Tuesday, 16 June 2015

PSO Levy: wind energy prevents consumers from seeing a large reduction in energy bills this winter

Increases in wind capacity and lower wholesale prices have shoved PSO Levy back up close to last year's levels.

On Friday, the proposed 2015/16 PSO Levy paper was published. In January, this blog predicted that the PSO would have to rise this year, due to lower gas prices and this has come to fruition :

Lower wholesale prices. The benchmark price, which is the estimated wholesale System Marginal Price (SMP) in SEM for the 2015/16 levy period, is €53.52/MWh, down approximately 6% on the €57.17/MWh used to determine the levy for the current PSO period. A lower wholesale price for next year results in the PSO plant needing more PSO money to cover their allowed costs, to offset the lower money they are predicted to receive from the market. This applies across-the-board for renewables, peat and security of supply plants supported by the PSO. The lower estimated wholesale price for next year is reflective of a trend in the SEM since the first half of 2014 of lower spot prices, related to lower gas prices;

We have also added more wind which needs to be funded through the PSO. The cost of supporting renewables, mostly wind, has risen from €94 million to €174 million :

More renewables. An estimated 2,080 MW of renewable generation, mostly wind,will be supported by the PSO next year. This is 206 MW, or 11%, more than the 1,874 MW supported in the current PSO period, hence driving-up the levy

Last year, wind received supports of € 313,260 per MW from the PSO¹. This year it has gone up to
€ 386,400 per MW due to the lower gas prices², a 23% increase.  Absolute madness - when the price of fuels go down, consumers have to pay more. 

However, due to reductions elsewhere we are not seeing the full impact of these increases this year. This should begin to bite next year. For this year, the PSO Levy has actually gone down by 9% due to the "security of supply" gas plants having their support cut by € 68.5 million and other reductions (including Cfds, R-Factors, admin and inflation) of € 41 million.

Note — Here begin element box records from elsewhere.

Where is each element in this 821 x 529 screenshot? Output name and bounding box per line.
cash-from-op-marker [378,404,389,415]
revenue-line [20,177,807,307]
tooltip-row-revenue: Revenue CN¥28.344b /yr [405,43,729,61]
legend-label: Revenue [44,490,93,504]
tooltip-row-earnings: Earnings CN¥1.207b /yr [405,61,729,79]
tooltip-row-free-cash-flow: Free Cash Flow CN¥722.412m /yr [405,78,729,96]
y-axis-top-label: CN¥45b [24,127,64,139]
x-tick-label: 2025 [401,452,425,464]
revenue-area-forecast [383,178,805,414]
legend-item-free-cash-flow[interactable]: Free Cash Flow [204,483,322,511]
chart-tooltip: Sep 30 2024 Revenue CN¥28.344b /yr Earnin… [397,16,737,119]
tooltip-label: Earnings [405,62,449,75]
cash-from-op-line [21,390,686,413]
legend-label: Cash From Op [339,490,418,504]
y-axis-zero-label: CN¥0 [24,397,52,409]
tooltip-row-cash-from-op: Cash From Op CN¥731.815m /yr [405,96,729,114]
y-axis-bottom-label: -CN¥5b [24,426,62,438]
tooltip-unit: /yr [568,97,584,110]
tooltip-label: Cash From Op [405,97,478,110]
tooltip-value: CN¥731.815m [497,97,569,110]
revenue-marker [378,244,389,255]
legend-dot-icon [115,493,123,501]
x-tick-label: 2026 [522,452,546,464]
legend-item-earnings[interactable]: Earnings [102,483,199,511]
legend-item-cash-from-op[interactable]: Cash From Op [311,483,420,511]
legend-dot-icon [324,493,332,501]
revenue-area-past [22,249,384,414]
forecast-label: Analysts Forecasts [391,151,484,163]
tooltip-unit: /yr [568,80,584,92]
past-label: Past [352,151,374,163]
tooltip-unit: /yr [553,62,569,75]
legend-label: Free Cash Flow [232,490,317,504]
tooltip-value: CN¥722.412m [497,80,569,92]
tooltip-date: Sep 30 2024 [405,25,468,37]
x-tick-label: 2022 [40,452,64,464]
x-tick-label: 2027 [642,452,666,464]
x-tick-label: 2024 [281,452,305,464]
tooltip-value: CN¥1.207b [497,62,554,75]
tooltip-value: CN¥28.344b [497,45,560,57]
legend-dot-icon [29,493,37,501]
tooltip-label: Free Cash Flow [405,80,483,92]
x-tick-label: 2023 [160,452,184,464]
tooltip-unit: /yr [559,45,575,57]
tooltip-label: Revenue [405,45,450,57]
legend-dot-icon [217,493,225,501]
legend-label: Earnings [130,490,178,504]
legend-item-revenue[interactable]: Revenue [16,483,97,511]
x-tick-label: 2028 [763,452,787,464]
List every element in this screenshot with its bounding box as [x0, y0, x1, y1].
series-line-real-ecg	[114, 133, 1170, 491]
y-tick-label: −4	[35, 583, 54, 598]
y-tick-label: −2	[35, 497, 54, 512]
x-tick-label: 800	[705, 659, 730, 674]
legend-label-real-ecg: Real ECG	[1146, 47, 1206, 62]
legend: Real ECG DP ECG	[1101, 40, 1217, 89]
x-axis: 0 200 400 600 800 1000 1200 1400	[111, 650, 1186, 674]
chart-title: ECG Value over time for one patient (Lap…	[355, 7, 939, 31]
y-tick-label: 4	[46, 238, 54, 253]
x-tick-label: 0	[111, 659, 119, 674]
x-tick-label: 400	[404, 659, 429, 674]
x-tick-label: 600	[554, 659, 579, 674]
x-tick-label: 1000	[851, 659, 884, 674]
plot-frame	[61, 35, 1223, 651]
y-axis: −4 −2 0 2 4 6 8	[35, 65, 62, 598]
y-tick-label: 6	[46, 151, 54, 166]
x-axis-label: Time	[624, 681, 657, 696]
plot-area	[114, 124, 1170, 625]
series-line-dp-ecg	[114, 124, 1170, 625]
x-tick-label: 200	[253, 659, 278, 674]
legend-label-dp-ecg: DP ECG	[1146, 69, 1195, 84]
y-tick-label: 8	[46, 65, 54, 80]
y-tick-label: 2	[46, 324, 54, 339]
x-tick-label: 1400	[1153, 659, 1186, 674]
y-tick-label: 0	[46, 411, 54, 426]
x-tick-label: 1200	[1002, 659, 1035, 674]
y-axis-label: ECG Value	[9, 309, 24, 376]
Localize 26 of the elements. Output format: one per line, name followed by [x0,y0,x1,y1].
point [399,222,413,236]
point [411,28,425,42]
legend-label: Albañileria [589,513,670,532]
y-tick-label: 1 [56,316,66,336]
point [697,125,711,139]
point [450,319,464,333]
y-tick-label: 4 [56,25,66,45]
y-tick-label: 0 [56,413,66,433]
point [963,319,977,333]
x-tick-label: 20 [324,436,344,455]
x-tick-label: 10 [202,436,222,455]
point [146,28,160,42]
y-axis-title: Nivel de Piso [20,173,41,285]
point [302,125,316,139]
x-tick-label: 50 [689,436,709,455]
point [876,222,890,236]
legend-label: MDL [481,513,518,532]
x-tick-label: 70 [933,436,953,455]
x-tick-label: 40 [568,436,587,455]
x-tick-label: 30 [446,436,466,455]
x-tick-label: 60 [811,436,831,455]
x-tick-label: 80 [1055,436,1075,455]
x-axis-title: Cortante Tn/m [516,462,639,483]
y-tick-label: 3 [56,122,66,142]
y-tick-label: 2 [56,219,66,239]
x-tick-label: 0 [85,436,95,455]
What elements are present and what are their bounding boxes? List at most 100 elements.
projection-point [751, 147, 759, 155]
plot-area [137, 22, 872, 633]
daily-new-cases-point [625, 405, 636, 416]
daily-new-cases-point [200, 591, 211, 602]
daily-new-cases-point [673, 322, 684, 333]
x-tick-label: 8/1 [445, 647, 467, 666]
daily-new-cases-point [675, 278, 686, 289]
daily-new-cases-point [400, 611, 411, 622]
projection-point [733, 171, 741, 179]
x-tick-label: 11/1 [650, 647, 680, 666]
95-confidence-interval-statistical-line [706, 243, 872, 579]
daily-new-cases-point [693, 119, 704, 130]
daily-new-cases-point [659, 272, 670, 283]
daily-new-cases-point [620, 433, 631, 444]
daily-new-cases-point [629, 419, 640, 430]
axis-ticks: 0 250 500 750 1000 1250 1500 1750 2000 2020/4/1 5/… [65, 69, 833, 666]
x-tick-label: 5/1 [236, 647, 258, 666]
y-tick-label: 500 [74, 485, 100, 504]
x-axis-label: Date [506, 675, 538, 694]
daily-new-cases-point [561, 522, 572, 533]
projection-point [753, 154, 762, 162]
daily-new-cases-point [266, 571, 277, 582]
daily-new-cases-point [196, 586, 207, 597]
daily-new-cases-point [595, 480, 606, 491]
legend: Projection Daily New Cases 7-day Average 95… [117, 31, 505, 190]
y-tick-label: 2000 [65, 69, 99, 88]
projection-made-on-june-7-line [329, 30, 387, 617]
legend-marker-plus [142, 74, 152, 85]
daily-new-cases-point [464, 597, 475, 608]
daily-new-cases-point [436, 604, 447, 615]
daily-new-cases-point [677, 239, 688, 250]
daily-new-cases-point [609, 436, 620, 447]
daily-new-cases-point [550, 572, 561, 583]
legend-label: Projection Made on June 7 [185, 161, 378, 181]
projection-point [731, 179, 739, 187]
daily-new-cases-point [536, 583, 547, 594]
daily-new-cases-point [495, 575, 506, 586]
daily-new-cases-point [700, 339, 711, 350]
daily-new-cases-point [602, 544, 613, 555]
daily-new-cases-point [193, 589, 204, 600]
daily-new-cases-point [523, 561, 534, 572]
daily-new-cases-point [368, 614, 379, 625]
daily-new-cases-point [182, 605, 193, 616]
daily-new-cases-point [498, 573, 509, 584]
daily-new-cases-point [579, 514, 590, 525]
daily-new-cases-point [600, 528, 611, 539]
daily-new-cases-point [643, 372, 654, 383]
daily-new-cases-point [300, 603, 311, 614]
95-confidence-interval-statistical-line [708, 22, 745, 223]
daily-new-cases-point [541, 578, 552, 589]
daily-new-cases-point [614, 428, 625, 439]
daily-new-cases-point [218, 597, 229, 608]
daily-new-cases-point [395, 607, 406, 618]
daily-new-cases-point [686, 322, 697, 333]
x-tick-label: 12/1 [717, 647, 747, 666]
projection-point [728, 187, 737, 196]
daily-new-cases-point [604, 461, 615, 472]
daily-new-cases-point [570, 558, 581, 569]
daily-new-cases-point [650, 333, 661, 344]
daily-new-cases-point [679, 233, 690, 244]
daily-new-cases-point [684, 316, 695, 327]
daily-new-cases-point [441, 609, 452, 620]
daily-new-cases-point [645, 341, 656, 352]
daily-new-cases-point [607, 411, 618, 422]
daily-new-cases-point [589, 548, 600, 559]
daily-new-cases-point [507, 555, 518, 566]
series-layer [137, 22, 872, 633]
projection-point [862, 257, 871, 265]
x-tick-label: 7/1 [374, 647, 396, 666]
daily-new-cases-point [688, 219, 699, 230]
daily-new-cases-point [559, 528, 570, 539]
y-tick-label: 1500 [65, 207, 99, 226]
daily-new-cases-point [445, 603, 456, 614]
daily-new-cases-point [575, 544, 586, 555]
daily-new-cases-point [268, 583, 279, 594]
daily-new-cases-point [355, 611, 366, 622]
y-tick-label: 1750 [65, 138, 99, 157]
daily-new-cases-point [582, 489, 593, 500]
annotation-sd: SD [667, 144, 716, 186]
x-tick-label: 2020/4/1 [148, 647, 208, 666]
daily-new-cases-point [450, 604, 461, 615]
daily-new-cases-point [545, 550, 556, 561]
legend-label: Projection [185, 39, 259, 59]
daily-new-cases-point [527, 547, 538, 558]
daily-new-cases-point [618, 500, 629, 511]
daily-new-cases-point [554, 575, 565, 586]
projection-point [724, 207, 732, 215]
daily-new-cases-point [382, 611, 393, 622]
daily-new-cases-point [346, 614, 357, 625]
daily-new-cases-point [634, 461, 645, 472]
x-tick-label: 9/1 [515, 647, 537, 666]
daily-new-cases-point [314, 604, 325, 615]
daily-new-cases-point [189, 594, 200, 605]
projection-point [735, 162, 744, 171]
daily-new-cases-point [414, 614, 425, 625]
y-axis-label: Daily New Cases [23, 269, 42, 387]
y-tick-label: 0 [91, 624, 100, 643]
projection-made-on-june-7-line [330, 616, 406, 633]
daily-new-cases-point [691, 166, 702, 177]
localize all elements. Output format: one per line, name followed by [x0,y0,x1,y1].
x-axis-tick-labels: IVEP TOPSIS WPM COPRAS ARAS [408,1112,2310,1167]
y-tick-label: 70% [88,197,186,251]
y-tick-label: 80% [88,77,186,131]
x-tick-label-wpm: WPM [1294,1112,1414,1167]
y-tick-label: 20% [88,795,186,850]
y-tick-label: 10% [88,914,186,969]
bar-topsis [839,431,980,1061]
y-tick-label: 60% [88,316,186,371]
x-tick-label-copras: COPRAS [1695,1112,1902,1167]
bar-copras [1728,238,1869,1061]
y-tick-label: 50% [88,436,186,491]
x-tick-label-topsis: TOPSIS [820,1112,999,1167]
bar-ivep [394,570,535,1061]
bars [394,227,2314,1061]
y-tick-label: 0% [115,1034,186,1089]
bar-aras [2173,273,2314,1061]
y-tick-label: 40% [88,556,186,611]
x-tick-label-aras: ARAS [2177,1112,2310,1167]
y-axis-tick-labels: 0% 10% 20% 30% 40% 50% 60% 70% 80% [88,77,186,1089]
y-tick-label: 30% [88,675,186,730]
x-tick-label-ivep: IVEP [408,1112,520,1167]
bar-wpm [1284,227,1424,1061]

The chart below shows where the PSO Levy has gone in the past few years :

We can see that for the first time renewables, mostly wind, has overtaken peat and is now the largest recipient of the PSO Levy - 57% of the levy is going to renewables for the year 2015/16.

So if wind is receiving € 386,000 per MW this year from the PSO, what will future PSO increases look like ? The IWEA announced yesterday that circa 250MW of wind would have to be added each year by 2020. So that means that the PSO Levy will have to be increased by € 96.5 million per year for the next four years. That's a total increase of € 386 million - well over double the proposed PSO Levy for this year of € 304 million.  Thats a lot of money to spend on infrastructure that cannot replace a single traditional power plant in the country and requires large scale grid upgrades. Contrast this with subsidizing biomass which can replace the existing coal power station at Moneypoint and does not require additional grid infrastructure.

We are often told that we are small island, last on the gas pipelines, and therefore cannot expect low electricity prices. But back in the 90s, we had lower energy prices that the UK. The fact is that it is the Irish government who keep electricity prices high, not the Norwegians or the English.

Responses to the PSO Proposal Paper can be sent to jlynch@cer.ie by 3rd July 2015.

¹ 138MW of new wind generation required € 43.23 million (94.3 less 51.07) from PSO last year. So    € 43.23m / 138MW = €313,260 per MW

² 206MW of new wind generation required € 79.6 million (173.9 less 94.3) from PSO this year. So    € 79.6m / 206MW = €386,400 per MW

1 comment:

  1. The PSO charges and REFIT rebates are a simple wealth redistribution mechanism to which the public remains oblivious. The blog above illustrates this to perfection.